Drunk Ted gets zinged over the Big Dig

Ted Kennedy has been wallowing in his bloated self-regard lately, castigating Republicans for failing to move fast enough on the minimum wage bill working through the Senate. We’re an evil lot, fulminates Ted, brimming with “hostility to working families.” The holdup is that Senate Republicans want to attach tax breaks to small businesses which would be adversely affected by the wage increase. How much would such a tax break cost? Senator Jim DeMint demonstrated:

Then Senator Jim DeMint, a South Carolina Republican and a leading critic of wasteful government spending, brought to the Senate chamber a poster-sized chart depicting two piles of cash.

One pile, labeled $8.3 billion, was the value of small-business tax cuts that Republicans want to include in a minimum wage bill. The other pile, slightly larger, representing $8.5 billion, depicted the federal contribution to a certain controversial public works project in Kennedy's home state.

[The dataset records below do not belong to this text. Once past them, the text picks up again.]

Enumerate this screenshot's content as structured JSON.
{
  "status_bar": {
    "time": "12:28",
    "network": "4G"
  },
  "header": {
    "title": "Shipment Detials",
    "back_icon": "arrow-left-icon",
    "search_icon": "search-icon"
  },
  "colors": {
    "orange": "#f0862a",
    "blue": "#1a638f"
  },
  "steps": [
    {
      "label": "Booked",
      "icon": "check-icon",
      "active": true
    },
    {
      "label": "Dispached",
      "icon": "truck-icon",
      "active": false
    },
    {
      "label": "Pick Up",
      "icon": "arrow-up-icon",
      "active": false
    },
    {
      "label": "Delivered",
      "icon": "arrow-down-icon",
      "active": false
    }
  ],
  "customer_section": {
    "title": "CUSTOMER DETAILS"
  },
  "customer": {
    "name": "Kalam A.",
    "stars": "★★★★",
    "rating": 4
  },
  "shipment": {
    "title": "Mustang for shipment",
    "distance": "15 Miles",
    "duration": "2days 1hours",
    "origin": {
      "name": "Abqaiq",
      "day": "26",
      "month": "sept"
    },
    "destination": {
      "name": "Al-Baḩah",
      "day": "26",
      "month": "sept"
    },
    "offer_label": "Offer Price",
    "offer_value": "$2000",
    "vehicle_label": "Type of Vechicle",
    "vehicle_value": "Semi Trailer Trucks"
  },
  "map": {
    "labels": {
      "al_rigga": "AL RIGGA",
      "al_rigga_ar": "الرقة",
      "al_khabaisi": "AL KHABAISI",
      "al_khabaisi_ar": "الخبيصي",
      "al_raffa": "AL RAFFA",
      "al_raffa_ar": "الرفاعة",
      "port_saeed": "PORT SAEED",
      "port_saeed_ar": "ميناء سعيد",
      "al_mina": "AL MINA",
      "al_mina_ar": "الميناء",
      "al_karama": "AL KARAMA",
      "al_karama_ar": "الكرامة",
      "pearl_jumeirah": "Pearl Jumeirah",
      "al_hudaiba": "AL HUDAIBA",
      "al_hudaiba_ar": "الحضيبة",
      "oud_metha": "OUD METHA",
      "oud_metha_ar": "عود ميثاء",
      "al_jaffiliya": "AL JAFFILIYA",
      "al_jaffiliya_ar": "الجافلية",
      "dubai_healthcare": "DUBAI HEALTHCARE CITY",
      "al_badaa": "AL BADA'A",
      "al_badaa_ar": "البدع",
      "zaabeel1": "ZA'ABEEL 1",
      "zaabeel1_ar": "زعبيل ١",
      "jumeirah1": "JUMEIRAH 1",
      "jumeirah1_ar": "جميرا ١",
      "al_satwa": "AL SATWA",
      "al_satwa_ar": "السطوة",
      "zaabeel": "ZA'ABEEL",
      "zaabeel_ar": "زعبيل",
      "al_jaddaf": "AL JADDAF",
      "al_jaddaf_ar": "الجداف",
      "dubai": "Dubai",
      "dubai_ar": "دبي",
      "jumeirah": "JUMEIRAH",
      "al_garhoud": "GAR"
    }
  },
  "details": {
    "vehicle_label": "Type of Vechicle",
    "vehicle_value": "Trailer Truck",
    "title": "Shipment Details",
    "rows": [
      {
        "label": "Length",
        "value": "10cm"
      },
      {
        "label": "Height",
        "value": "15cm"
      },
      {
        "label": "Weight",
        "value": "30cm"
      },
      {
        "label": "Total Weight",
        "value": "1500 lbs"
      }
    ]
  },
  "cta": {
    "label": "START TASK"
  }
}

"This is just a chart that compares the amount of what some of us would call pork-barrel spending, what we call the Boston Big Dig," DeMint said. "The federal government's part of bailing this out is $8.5 billion."

He said that $8.3 billion in tax cuts would help create jobs for thousands of workers across the country.

DeMint's stunt speaks to the lingering resentment in Congress over the Big Dig, the massive construction project with a runaway budget that cost federal taxpayers $8.55 billion before lawmakers shut off the money spigot in 2000.
Yeah, now I have to pay for it. Thanks Ted!